Recent studies have added to a growing body of evidence that key glaciers flowing from the West Antarctic Ice Sheet are thinning at rates not seen since the last ice age. For instance, for the past 4,700 years, the Pine Island Glacier has thinned at a rate of about 1-1/2 inches a year, according to a team of scientists from Britain and Germany. That rate is similar to those of other major glaciers in the region. But between 1992 and 1996, Pine Island Glacier thinned at an average rate of 63 inches a year.

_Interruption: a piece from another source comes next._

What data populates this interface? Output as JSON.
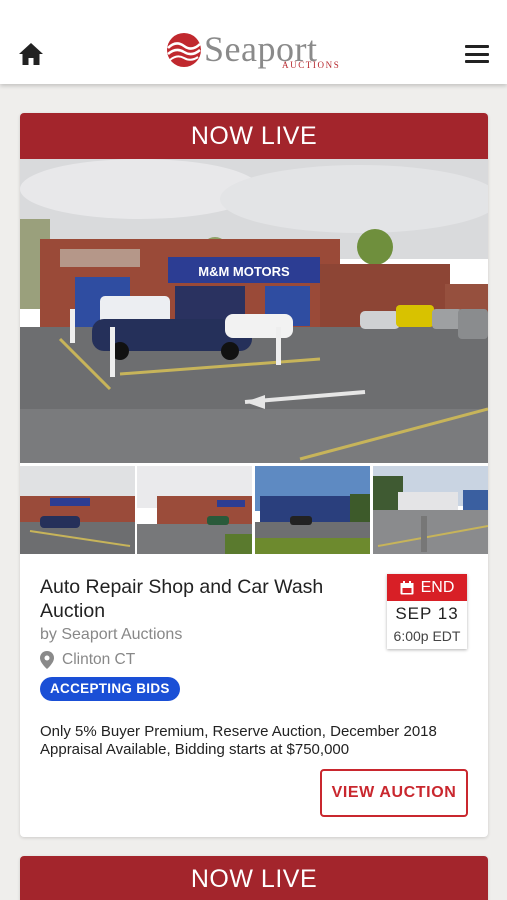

Their results appear in the March edition of the journal Geology.
Meanwhile, a team led by the Jet Propulsion Laboratory's Eric Rignot published satellite radar data showing that while East Antarctica's ice sheet lost virtually no mass between 1992 and 2006, the West Antarctic Ice Sheet was losing 132 billion tons of ice a year by the end of that period. Scientists attribute the losses to warmer air and ocean temperatures, which melt the glacier's shelves from above and from below.
But the Wilkins Ice Shelf is a different breed in the way it forms, explains Dr. Vaughan.
Although it's been stable for as long as scientists have been able to reach the continent and study it, the shelf scientists see crumbling today appears to have formed either between the Roman era and the Medieval Warm Period or with the onset of the Little Ice Age. Indeed, he adds, "it's kind of a come-and-go ice shelf" compared with the other vanishing shelves, which have been stable far longer.
Wilkins appears to have started as seasonal sea ice that gradually thickened, Dr. Vaughn adds. Shelves built of glacial ice are stout, because the weight of each succeeding winter's snow has compressed the layers beneath until the glacial ice becomes solid.
By contrast, Wilkins and a handful of ice shelves like it are more porous. Over centuries they too thickened with each winter's snowfall. The weight of the new snow, however, drives a preceding year's layer under water before the upper layers build enough weight to squeeze the tiny nooks and crannies out of it.
The task now is to tease out the precise mechanisms triggering the recent collapse, researchers say. By figuring out the breakup mechanism in detail, scientists should be able to improve the models they use to anticipate the behavior of other ice shelves as climate and ocean conditions continue to change, Dr. Scambos says.